La sainte au dragon et la sainte au démon


Puisque les deux derniers articles nous ont conduit à traiter de dragons et de démons souvent associés, voire assimilés, il est temps que je vous parle d'un tableau surprenant, qui là encore relie plusieurs de mes centres d'intérêt puisqu'il est exposé... à Cologne !
L'été dernier, en effet, je me suis rendue à Cologne, notamment pour y chercher de quoi alimenter et enrichir mon roman en cours (cf. http://cheminsantiques.blogspot.fr/2015/01/chemins-antiques-sentiers-fleuris-et.html). J'étais alors tout à fait persuadée que j'allais démarrer mon année de master en me plongeant dans la Mésopotamie et les Grecs, et à mille lieues de penser qu'une certaine sainte Marguerite constituerait pour moi un quelconque centre d'intérêt (cf. le même article). Toutefois, j'ai toujours aimé les représentations de dragons : j'en ai donc photographié quelques uns qui me plaisaient sur des tableaux du merveilleux Wallraf Richartz-Museum. Puis, j'ai oublié mes photos...
Or, quelques mois plus tard, voulant par hasard montrer mes photos de Cologne à une amie, j'ouvre le dossier consacré aux tableaux du Musée, et voici la première image qui s'affiche sur l'écran de l'ordinateur :
Maître de la Sainte Parenté, XVe-XVIe s., Sainte Parenté, Cologne, Wallraf-Richartz Museum, n°SDC10619, détail
J'ai failli en tomber de ma chaise de stupéfaction : le personnage féminin de droite sort du corps d'un dragon, un pan de sa robe dépasse de la gueule du dragon, elle est à genoux, les mains jointes, et tient une croix... Bref, tous les attributs sont réunis ! J'avais photographié sainte Marguerite !!!
Mais un nouveau sujet de stupéfaction, lui irrésolu, s'y ajouta : vous voyez le personnage féminin qui se tient derrière la balustrade et dont les vêtements rappellent par leurs couleurs ceux de sainte Marguerite ? Elle est en train de transpercer la gorge de ce qui semble être aussi un dragon, plus petit et d'une autre apparence, qu'elle tient attaché par une fine chaînette.
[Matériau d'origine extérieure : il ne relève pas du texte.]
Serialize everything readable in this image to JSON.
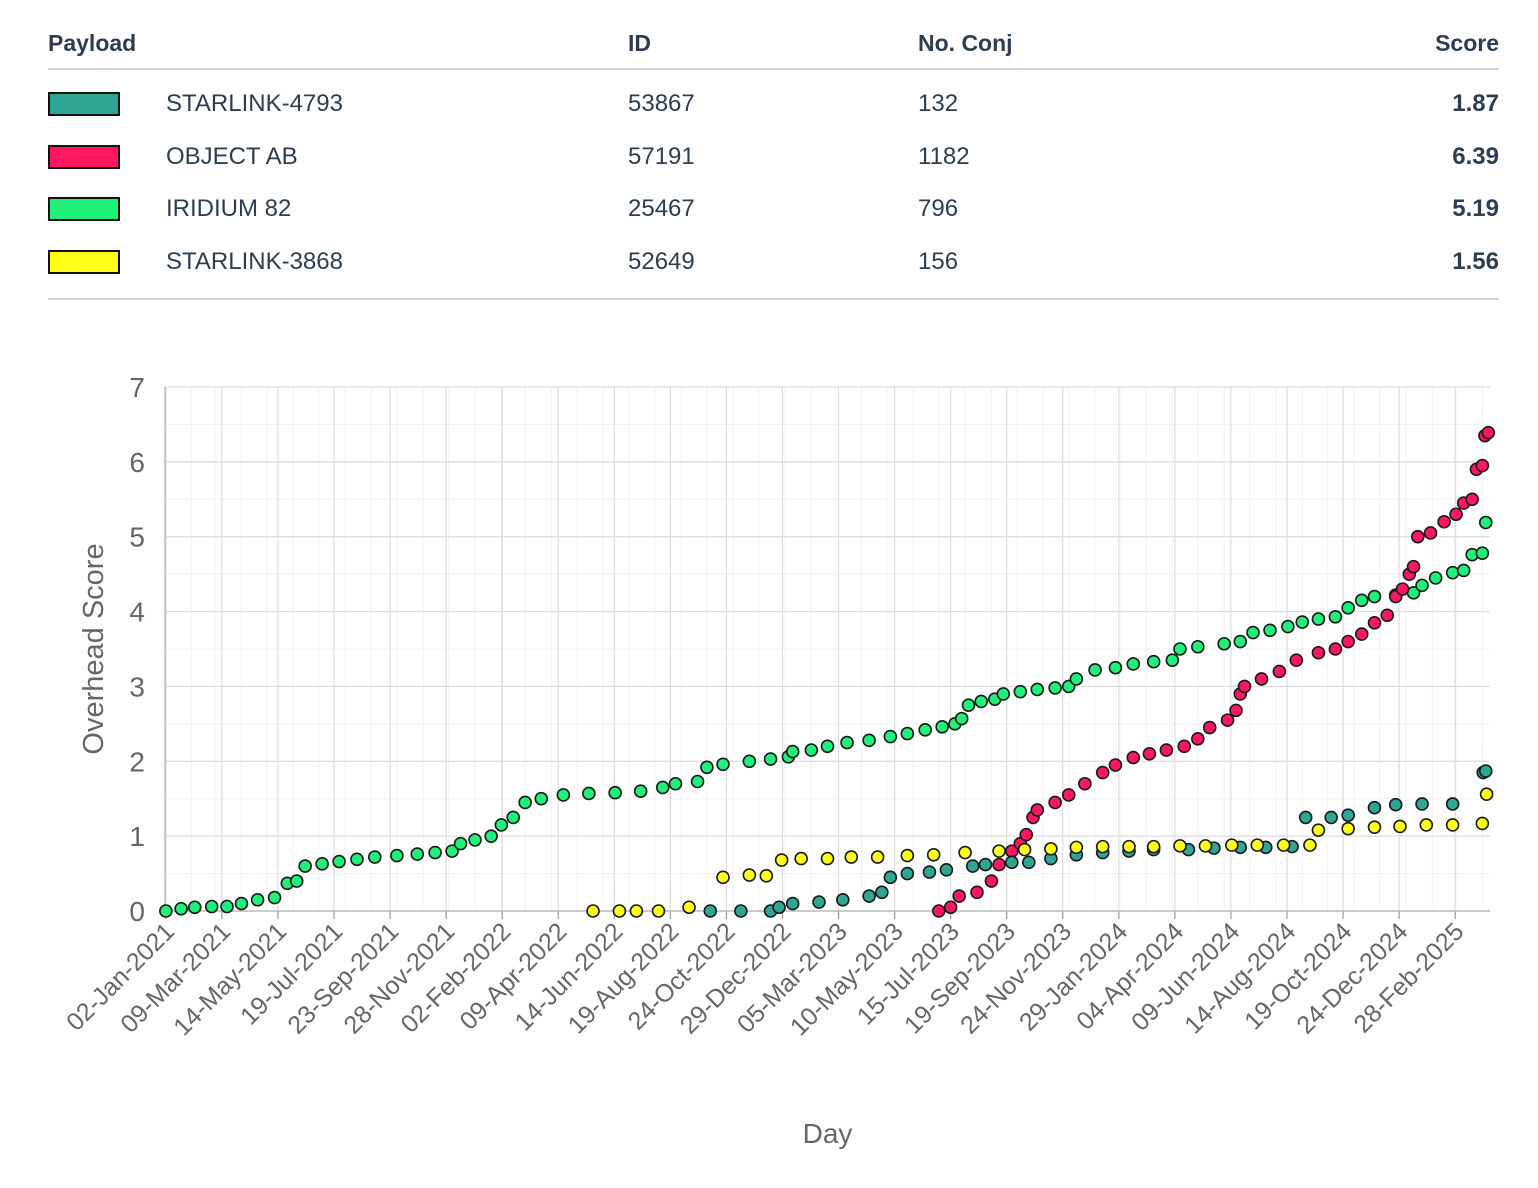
{
  "table": {
    "headers": {
      "payload": "Payload",
      "id": "ID",
      "conj": "No. Conj",
      "score": "Score"
    },
    "rows": [
      {
        "payload": "STARLINK-4793",
        "id": "53867",
        "conj": "132",
        "score": "1.87",
        "color": "#2fa594"
      },
      {
        "payload": "OBJECT AB",
        "id": "57191",
        "conj": "1182",
        "score": "6.39",
        "color": "#ff175f"
      },
      {
        "payload": "IRIDIUM 82",
        "id": "25467",
        "conj": "796",
        "score": "5.19",
        "color": "#1ff07a"
      },
      {
        "payload": "STARLINK-3868",
        "id": "52649",
        "conj": "156",
        "score": "1.56",
        "color": "#ffff1a"
      }
    ]
  },
  "chart_data": {
    "type": "scatter",
    "xlabel": "Day",
    "ylabel": "Overhead Score",
    "xlim": [
      "2021-01-01",
      "2025-04-10"
    ],
    "ylim": [
      0,
      7
    ],
    "yticks": [
      "0",
      "1",
      "2",
      "3",
      "4",
      "5",
      "6",
      "7"
    ],
    "xticks": [
      "02-Jan-2021",
      "09-Mar-2021",
      "14-May-2021",
      "19-Jul-2021",
      "23-Sep-2021",
      "28-Nov-2021",
      "02-Feb-2022",
      "09-Apr-2022",
      "14-Jun-2022",
      "19-Aug-2022",
      "24-Oct-2022",
      "29-Dec-2022",
      "05-Mar-2023",
      "10-May-2023",
      "15-Jul-2023",
      "19-Sep-2023",
      "24-Nov-2023",
      "29-Jan-2024",
      "04-Apr-2024",
      "09-Jun-2024",
      "14-Aug-2024",
      "19-Oct-2024",
      "24-Dec-2024",
      "28-Feb-2025"
    ],
    "grid": true,
    "series": [
      {
        "name": "IRIDIUM 82",
        "color": "#1ff07a",
        "points": [
          [
            "2021-01-02",
            0.0
          ],
          [
            "2021-01-20",
            0.03
          ],
          [
            "2021-02-05",
            0.05
          ],
          [
            "2021-02-25",
            0.06
          ],
          [
            "2021-03-15",
            0.06
          ],
          [
            "2021-04-01",
            0.1
          ],
          [
            "2021-04-20",
            0.15
          ],
          [
            "2021-05-10",
            0.18
          ],
          [
            "2021-05-25",
            0.37
          ],
          [
            "2021-06-05",
            0.4
          ],
          [
            "2021-06-15",
            0.6
          ],
          [
            "2021-07-05",
            0.63
          ],
          [
            "2021-07-25",
            0.66
          ],
          [
            "2021-08-15",
            0.69
          ],
          [
            "2021-09-05",
            0.72
          ],
          [
            "2021-10-01",
            0.74
          ],
          [
            "2021-10-25",
            0.76
          ],
          [
            "2021-11-15",
            0.78
          ],
          [
            "2021-12-05",
            0.8
          ],
          [
            "2021-12-15",
            0.9
          ],
          [
            "2022-01-01",
            0.95
          ],
          [
            "2022-01-20",
            1.0
          ],
          [
            "2022-02-01",
            1.15
          ],
          [
            "2022-02-15",
            1.25
          ],
          [
            "2022-03-01",
            1.45
          ],
          [
            "2022-03-20",
            1.5
          ],
          [
            "2022-04-15",
            1.55
          ],
          [
            "2022-05-15",
            1.57
          ],
          [
            "2022-06-15",
            1.58
          ],
          [
            "2022-07-15",
            1.6
          ],
          [
            "2022-08-10",
            1.65
          ],
          [
            "2022-08-25",
            1.7
          ],
          [
            "2022-09-20",
            1.73
          ],
          [
            "2022-10-01",
            1.92
          ],
          [
            "2022-10-20",
            1.96
          ],
          [
            "2022-11-20",
            2.0
          ],
          [
            "2022-12-15",
            2.03
          ],
          [
            "2023-01-05",
            2.06
          ],
          [
            "2023-01-10",
            2.13
          ],
          [
            "2023-02-01",
            2.15
          ],
          [
            "2023-02-20",
            2.2
          ],
          [
            "2023-03-15",
            2.25
          ],
          [
            "2023-04-10",
            2.28
          ],
          [
            "2023-05-05",
            2.33
          ],
          [
            "2023-05-25",
            2.37
          ],
          [
            "2023-06-15",
            2.42
          ],
          [
            "2023-07-05",
            2.46
          ],
          [
            "2023-07-20",
            2.5
          ],
          [
            "2023-07-28",
            2.57
          ],
          [
            "2023-08-05",
            2.75
          ],
          [
            "2023-08-20",
            2.8
          ],
          [
            "2023-09-05",
            2.83
          ],
          [
            "2023-09-15",
            2.9
          ],
          [
            "2023-10-05",
            2.93
          ],
          [
            "2023-10-25",
            2.96
          ],
          [
            "2023-11-15",
            2.98
          ],
          [
            "2023-12-01",
            3.0
          ],
          [
            "2023-12-10",
            3.1
          ],
          [
            "2024-01-01",
            3.22
          ],
          [
            "2024-01-25",
            3.25
          ],
          [
            "2024-02-15",
            3.3
          ],
          [
            "2024-03-10",
            3.33
          ],
          [
            "2024-04-01",
            3.35
          ],
          [
            "2024-04-10",
            3.5
          ],
          [
            "2024-05-01",
            3.53
          ],
          [
            "2024-06-01",
            3.57
          ],
          [
            "2024-06-20",
            3.6
          ],
          [
            "2024-07-05",
            3.72
          ],
          [
            "2024-07-25",
            3.75
          ],
          [
            "2024-08-15",
            3.8
          ],
          [
            "2024-09-01",
            3.86
          ],
          [
            "2024-09-20",
            3.9
          ],
          [
            "2024-10-10",
            3.93
          ],
          [
            "2024-10-25",
            4.05
          ],
          [
            "2024-11-10",
            4.15
          ],
          [
            "2024-11-25",
            4.2
          ],
          [
            "2024-12-20",
            4.22
          ],
          [
            "2025-01-10",
            4.25
          ],
          [
            "2025-01-20",
            4.35
          ],
          [
            "2025-02-05",
            4.45
          ],
          [
            "2025-02-25",
            4.52
          ],
          [
            "2025-03-10",
            4.55
          ],
          [
            "2025-03-20",
            4.76
          ],
          [
            "2025-04-01",
            4.78
          ],
          [
            "2025-04-05",
            5.19
          ]
        ]
      },
      {
        "name": "OBJECT AB",
        "color": "#ff175f",
        "points": [
          [
            "2023-07-01",
            0.0
          ],
          [
            "2023-07-15",
            0.05
          ],
          [
            "2023-07-25",
            0.2
          ],
          [
            "2023-08-15",
            0.25
          ],
          [
            "2023-09-01",
            0.4
          ],
          [
            "2023-09-10",
            0.62
          ],
          [
            "2023-09-25",
            0.8
          ],
          [
            "2023-10-05",
            0.9
          ],
          [
            "2023-10-12",
            1.02
          ],
          [
            "2023-10-20",
            1.25
          ],
          [
            "2023-10-25",
            1.35
          ],
          [
            "2023-11-15",
            1.45
          ],
          [
            "2023-12-01",
            1.55
          ],
          [
            "2023-12-20",
            1.7
          ],
          [
            "2024-01-10",
            1.85
          ],
          [
            "2024-01-25",
            1.95
          ],
          [
            "2024-02-15",
            2.05
          ],
          [
            "2024-03-05",
            2.1
          ],
          [
            "2024-03-25",
            2.15
          ],
          [
            "2024-04-15",
            2.2
          ],
          [
            "2024-05-01",
            2.3
          ],
          [
            "2024-05-15",
            2.45
          ],
          [
            "2024-06-05",
            2.55
          ],
          [
            "2024-06-15",
            2.68
          ],
          [
            "2024-06-20",
            2.9
          ],
          [
            "2024-06-25",
            3.0
          ],
          [
            "2024-07-15",
            3.1
          ],
          [
            "2024-08-05",
            3.2
          ],
          [
            "2024-08-25",
            3.35
          ],
          [
            "2024-09-20",
            3.45
          ],
          [
            "2024-10-10",
            3.5
          ],
          [
            "2024-10-25",
            3.6
          ],
          [
            "2024-11-10",
            3.7
          ],
          [
            "2024-11-25",
            3.85
          ],
          [
            "2024-12-10",
            3.95
          ],
          [
            "2024-12-20",
            4.2
          ],
          [
            "2024-12-28",
            4.3
          ],
          [
            "2025-01-05",
            4.5
          ],
          [
            "2025-01-10",
            4.6
          ],
          [
            "2025-01-15",
            5.0
          ],
          [
            "2025-01-30",
            5.05
          ],
          [
            "2025-02-15",
            5.2
          ],
          [
            "2025-03-01",
            5.3
          ],
          [
            "2025-03-10",
            5.45
          ],
          [
            "2025-03-20",
            5.5
          ],
          [
            "2025-03-25",
            5.9
          ],
          [
            "2025-04-01",
            5.95
          ],
          [
            "2025-04-04",
            6.35
          ],
          [
            "2025-04-08",
            6.39
          ]
        ]
      },
      {
        "name": "STARLINK-4793",
        "color": "#2fa594",
        "points": [
          [
            "2022-10-05",
            0.0
          ],
          [
            "2022-11-10",
            0.0
          ],
          [
            "2022-12-15",
            0.0
          ],
          [
            "2022-12-25",
            0.05
          ],
          [
            "2023-01-10",
            0.1
          ],
          [
            "2023-02-10",
            0.12
          ],
          [
            "2023-03-10",
            0.15
          ],
          [
            "2023-04-10",
            0.2
          ],
          [
            "2023-04-25",
            0.25
          ],
          [
            "2023-05-05",
            0.45
          ],
          [
            "2023-05-25",
            0.5
          ],
          [
            "2023-06-20",
            0.52
          ],
          [
            "2023-07-10",
            0.55
          ],
          [
            "2023-08-10",
            0.6
          ],
          [
            "2023-08-25",
            0.62
          ],
          [
            "2023-09-25",
            0.65
          ],
          [
            "2023-10-15",
            0.65
          ],
          [
            "2023-11-10",
            0.7
          ],
          [
            "2023-12-10",
            0.75
          ],
          [
            "2024-01-10",
            0.78
          ],
          [
            "2024-02-10",
            0.8
          ],
          [
            "2024-03-10",
            0.82
          ],
          [
            "2024-04-20",
            0.82
          ],
          [
            "2024-05-20",
            0.84
          ],
          [
            "2024-06-20",
            0.85
          ],
          [
            "2024-07-20",
            0.85
          ],
          [
            "2024-08-20",
            0.86
          ],
          [
            "2024-09-05",
            1.25
          ],
          [
            "2024-10-05",
            1.25
          ],
          [
            "2024-10-25",
            1.28
          ],
          [
            "2024-11-25",
            1.38
          ],
          [
            "2024-12-20",
            1.42
          ],
          [
            "2025-01-20",
            1.43
          ],
          [
            "2025-02-25",
            1.43
          ],
          [
            "2025-04-02",
            1.85
          ],
          [
            "2025-04-05",
            1.87
          ]
        ]
      },
      {
        "name": "STARLINK-3868",
        "color": "#ffff1a",
        "points": [
          [
            "2022-05-20",
            0.0
          ],
          [
            "2022-06-20",
            0.0
          ],
          [
            "2022-07-10",
            0.0
          ],
          [
            "2022-08-05",
            0.0
          ],
          [
            "2022-09-10",
            0.05
          ],
          [
            "2022-10-20",
            0.45
          ],
          [
            "2022-11-20",
            0.48
          ],
          [
            "2022-12-10",
            0.47
          ],
          [
            "2022-12-28",
            0.68
          ],
          [
            "2023-01-20",
            0.7
          ],
          [
            "2023-02-20",
            0.7
          ],
          [
            "2023-03-20",
            0.72
          ],
          [
            "2023-04-20",
            0.72
          ],
          [
            "2023-05-25",
            0.74
          ],
          [
            "2023-06-25",
            0.75
          ],
          [
            "2023-08-01",
            0.78
          ],
          [
            "2023-09-10",
            0.8
          ],
          [
            "2023-10-10",
            0.82
          ],
          [
            "2023-11-10",
            0.83
          ],
          [
            "2023-12-10",
            0.85
          ],
          [
            "2024-01-10",
            0.86
          ],
          [
            "2024-02-10",
            0.86
          ],
          [
            "2024-03-10",
            0.86
          ],
          [
            "2024-04-10",
            0.87
          ],
          [
            "2024-05-10",
            0.87
          ],
          [
            "2024-06-10",
            0.88
          ],
          [
            "2024-07-10",
            0.88
          ],
          [
            "2024-08-10",
            0.88
          ],
          [
            "2024-09-10",
            0.88
          ],
          [
            "2024-09-20",
            1.08
          ],
          [
            "2024-10-25",
            1.1
          ],
          [
            "2024-11-25",
            1.12
          ],
          [
            "2024-12-25",
            1.13
          ],
          [
            "2025-01-25",
            1.15
          ],
          [
            "2025-02-25",
            1.15
          ],
          [
            "2025-04-01",
            1.17
          ],
          [
            "2025-04-06",
            1.56
          ]
        ]
      }
    ]
  }
}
De qui pouvait-il bien s'agir ? Marguerite tient parfois en laisse le dragon, j'en ai parlé ici (cf. http://cheminsantiques.blogspot.fr/2015/03/mon-dragon-damour.html, les deux derniers tableaux), et un personnage peut être représenté deux fois dans un tableau, mais la sainte et le dragon seraient en ce cas représentés exactement pareil, comme dans une bande dessinée ; quant à l'épée, nulle trace, ni dans aucun texte ni dans aucune image évoquant sainte Marguerite. Il fallait donc aller voir du côté d'autres saintes au dragon : il n'y en a guère ! La plus célèbre, Marthe, et quelques autres moins connues, sont parfois représentées tenant le dragon en laisse avec leur ceinture, mais là encore, jamais d'épée ; d'autre part, Marthe, bien qu'universellement célèbre dans la chrétienté (c'est l'une des deux sœurs, Marthe et Marie, qui accueillent Jésus, sœurs aussi de Lazare), n'est liée à un dragon que dans le cadre géographique de la Provence (son dragon est en fait la fameuse Tarasque de Tarascon) : on est bien loin des pays rhénans ! Les autres saintes sauroctones (tueuses de dragons) sont aussi des saintes locales, et aucune dans la région de Cologne. J'étais donc confrontée à un véritable mystère.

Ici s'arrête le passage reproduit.